基本的にはデータを集めた分厚い冊子が配布され、各教員にはそれぞれ「担当教員への意見」という学生の自由筆記による「意見」が付されてくる。それらを参考に「リフレクションカード」というものを作成することになる。その冊子とリフレクションカードがホームページに掲載される。現在2017年度のものが掲載されているようだ。
で、2018年度後期、つまり昨年度後期の授業評価の結果が4月に渡された。その中に以下のような「意見」があった。
〔学生〕正直、教職にさほど関係があるとは思えない授業だった。来年も同じようだと困ります。担当教員をかえてほしいくらいです。
何が教職に関係あるのか。「関係あるとは思えない」という見解には相当に驚いたが、そのことはまあいい。問題は「担当教員を変えてほしい」という要望だ。この「意見」は担当教員に対して出される意見なので、要は担当者に「お前、替われ」ということなのだろう。どうやら目安箱と勘違いしているらしい。とりあえず、このように回答した。
〔回答〕平成31年度から実施される教職課程の再課程認定において文科省に提出した書類には「教育原理」の概要を「人間、子ども、性といった教育の前提になる要素について検証し、家族、学校そして社会という教育環境とその理論及び課題について哲学的歴史的に思考の根拠を身につける」とし、ほぼ今回のシラバスと同様のものを添付し、認定を受けている。これは教育のことと関係のある内容であり、教職をとるのに絶対必要な科目として文科省が認めているものです。使用した文章も教育原理用の教科書です。
ですから「教育原理」は来年も同じようにすることになります。ただし、教育の原理について講義をしたのに教育と関係ないと思われたのは、説明が不足していたということなので、次年度は「教育原理」とは何かについてもう少していねいに説明したいと思います。
また、残念ながら担当教員は一人の学生の意見では変更できません。
「回答した」というのは他の「担当教員への意見」も多々あったので、それらに対して、一応の回答をまとめ、次学期、つまり2019年度前学期の「教職概論」(同じ学生群がこの科目を受講することになっている)の時間に配布した。
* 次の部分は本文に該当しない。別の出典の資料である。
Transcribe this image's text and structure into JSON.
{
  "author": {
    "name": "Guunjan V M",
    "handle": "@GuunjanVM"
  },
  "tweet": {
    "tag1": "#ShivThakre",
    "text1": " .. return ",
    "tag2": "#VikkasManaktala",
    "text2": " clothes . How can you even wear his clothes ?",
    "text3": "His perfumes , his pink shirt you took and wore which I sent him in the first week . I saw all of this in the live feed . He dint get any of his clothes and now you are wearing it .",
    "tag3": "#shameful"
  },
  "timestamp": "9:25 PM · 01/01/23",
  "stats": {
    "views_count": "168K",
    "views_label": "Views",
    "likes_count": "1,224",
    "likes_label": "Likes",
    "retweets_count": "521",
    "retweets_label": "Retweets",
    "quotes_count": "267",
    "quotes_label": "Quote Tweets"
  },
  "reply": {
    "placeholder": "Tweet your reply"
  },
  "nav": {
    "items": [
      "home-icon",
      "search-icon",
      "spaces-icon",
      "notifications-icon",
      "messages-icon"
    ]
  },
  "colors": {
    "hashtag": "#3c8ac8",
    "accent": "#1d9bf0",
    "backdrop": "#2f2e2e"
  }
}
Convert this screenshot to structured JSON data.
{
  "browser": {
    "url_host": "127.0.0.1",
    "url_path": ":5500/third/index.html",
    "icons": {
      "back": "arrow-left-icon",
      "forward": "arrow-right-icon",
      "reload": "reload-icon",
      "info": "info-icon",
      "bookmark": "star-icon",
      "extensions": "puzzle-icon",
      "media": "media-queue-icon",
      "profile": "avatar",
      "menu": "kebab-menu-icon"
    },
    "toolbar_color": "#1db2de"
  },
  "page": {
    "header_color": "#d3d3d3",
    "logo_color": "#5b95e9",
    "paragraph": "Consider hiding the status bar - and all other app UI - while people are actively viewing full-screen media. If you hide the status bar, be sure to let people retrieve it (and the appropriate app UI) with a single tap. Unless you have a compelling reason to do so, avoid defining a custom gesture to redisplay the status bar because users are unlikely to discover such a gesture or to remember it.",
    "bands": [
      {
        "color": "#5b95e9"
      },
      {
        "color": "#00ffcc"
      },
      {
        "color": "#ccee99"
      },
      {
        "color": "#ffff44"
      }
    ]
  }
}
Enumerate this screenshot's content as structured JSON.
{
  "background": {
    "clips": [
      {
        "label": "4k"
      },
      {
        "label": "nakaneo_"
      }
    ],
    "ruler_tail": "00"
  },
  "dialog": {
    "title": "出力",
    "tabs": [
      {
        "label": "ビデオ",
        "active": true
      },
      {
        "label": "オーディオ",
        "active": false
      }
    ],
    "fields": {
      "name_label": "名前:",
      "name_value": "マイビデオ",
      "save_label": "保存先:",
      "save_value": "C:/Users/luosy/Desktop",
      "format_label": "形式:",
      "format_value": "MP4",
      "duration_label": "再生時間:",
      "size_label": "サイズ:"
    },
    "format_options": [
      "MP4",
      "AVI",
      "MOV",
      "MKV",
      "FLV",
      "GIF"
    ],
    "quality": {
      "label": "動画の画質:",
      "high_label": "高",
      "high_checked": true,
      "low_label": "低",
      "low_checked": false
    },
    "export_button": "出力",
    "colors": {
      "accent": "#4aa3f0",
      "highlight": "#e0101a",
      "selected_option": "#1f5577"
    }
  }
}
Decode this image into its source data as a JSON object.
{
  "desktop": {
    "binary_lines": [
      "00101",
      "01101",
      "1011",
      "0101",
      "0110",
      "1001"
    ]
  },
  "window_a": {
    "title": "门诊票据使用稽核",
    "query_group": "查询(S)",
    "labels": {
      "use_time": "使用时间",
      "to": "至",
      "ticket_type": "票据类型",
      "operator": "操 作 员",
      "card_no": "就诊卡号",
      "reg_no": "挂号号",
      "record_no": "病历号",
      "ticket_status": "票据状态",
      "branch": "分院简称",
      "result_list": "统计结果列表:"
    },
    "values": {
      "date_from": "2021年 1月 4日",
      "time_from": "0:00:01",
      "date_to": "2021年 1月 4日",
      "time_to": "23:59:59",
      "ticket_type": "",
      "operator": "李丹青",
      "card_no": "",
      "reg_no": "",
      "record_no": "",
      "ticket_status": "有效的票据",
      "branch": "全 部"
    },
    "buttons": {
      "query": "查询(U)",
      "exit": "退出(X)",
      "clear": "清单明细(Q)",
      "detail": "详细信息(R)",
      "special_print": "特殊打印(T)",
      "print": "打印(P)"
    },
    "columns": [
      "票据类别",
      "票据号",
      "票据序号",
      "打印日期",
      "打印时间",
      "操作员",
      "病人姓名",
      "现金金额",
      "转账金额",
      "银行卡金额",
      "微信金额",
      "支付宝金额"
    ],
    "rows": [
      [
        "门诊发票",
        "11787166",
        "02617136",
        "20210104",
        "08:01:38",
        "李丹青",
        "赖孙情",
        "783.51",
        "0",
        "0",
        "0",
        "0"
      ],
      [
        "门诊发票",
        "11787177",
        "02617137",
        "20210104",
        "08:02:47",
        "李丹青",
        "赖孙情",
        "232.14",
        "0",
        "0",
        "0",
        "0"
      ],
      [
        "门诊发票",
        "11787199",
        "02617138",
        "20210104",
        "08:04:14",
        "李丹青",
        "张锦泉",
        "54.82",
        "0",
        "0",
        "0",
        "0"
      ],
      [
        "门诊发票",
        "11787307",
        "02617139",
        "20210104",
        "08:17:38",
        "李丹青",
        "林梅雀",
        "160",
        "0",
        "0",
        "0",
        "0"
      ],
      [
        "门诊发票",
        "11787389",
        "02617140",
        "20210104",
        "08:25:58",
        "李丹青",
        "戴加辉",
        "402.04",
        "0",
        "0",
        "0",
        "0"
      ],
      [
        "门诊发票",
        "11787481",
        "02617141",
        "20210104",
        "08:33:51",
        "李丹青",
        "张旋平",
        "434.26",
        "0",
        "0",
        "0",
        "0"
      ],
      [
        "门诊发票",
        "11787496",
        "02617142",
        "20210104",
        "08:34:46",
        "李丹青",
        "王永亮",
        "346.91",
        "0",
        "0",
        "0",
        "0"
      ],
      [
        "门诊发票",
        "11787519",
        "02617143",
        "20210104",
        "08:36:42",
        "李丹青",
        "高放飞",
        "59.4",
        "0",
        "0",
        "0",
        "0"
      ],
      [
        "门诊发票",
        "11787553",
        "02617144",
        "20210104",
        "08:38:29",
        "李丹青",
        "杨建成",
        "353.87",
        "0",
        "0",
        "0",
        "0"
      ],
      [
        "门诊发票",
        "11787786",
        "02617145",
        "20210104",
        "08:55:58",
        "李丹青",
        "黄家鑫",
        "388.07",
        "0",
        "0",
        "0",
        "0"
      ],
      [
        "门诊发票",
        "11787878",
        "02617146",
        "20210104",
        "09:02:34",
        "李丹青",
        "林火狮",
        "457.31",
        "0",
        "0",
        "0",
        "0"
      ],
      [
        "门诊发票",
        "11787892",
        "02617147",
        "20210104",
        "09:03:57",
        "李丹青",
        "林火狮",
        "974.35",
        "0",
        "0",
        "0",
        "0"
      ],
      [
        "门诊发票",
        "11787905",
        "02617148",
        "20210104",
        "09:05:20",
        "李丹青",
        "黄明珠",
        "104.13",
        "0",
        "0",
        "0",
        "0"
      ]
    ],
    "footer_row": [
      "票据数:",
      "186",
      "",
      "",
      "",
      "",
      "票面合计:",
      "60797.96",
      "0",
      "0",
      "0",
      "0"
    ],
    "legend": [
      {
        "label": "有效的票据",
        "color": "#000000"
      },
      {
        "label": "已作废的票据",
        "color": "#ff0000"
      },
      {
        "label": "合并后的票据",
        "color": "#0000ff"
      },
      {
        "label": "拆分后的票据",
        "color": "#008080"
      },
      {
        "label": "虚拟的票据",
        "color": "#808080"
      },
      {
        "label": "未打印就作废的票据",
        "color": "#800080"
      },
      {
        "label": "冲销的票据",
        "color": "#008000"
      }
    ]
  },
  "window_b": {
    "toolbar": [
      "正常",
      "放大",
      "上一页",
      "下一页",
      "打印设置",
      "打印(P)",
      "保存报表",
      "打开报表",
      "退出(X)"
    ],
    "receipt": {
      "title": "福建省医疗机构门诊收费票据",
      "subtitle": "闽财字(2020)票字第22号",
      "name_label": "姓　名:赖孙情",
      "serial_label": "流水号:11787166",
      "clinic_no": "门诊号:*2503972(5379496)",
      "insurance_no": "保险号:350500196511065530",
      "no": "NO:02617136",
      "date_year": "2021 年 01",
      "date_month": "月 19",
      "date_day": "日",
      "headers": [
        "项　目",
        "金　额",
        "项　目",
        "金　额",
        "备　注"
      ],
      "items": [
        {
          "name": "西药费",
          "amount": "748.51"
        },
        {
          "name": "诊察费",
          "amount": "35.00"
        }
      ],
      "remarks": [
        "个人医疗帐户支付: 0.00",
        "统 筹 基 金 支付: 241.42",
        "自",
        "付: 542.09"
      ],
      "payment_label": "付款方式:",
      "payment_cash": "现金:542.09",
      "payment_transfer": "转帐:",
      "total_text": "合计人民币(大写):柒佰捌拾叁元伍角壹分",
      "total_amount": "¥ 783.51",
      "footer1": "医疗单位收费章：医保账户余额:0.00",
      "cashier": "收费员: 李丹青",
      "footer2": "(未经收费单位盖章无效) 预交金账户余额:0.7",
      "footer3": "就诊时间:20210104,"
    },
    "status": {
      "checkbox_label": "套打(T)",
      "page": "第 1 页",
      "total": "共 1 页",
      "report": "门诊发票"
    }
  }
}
で、「教職概論」が終わり、その授業評価がこのほど配布された。そうしたらなんと、「教職概論」の「担当教員への意見」のなかにこういうのがあった。
〔学生〕説明されても意味がわからない。正直この講義はいるだけムダです。言い方もたまにイラッとすることがあります。後期もこの人の授業があると思ったらゆううつでしかたない。先生変えてほしい。
確認してみると、「教育原理」のときに「辞めろ」と書いてきた学生とは学科はちがうようだ。ということは「辞めろ」と思った学生は少なくとも2人いたということになる。これはいささかショックだ。
ともかく、回答をまとめたいのだが、困っている。「説明されても意味がわからない」と言われても、どこがわからないのかがわからないので手の打ちようがない。それで、本日の「教育課程論」(「教職概論」の受講者は「教育課程論」を受講することになる)の配付資料には「わからないことやききたいことを書く」場所を設けて、回収することにした。
あとは講義に出て無駄に時間を潰さなくてもいいように、ていねいな説明を試みるしかない。にしても、だ。100人近い講義なので、学生の顔もよくわからない。そういう程度の関係性の中で僕の何がそれほどこの学生をして「イラッとする」感覚に陥れているのだろうか。そのあたりが現在の僕の胃壁を痛めている。
台風が週末には来るらしい。嵐の中でゆっくり回答案を考えるとしようか。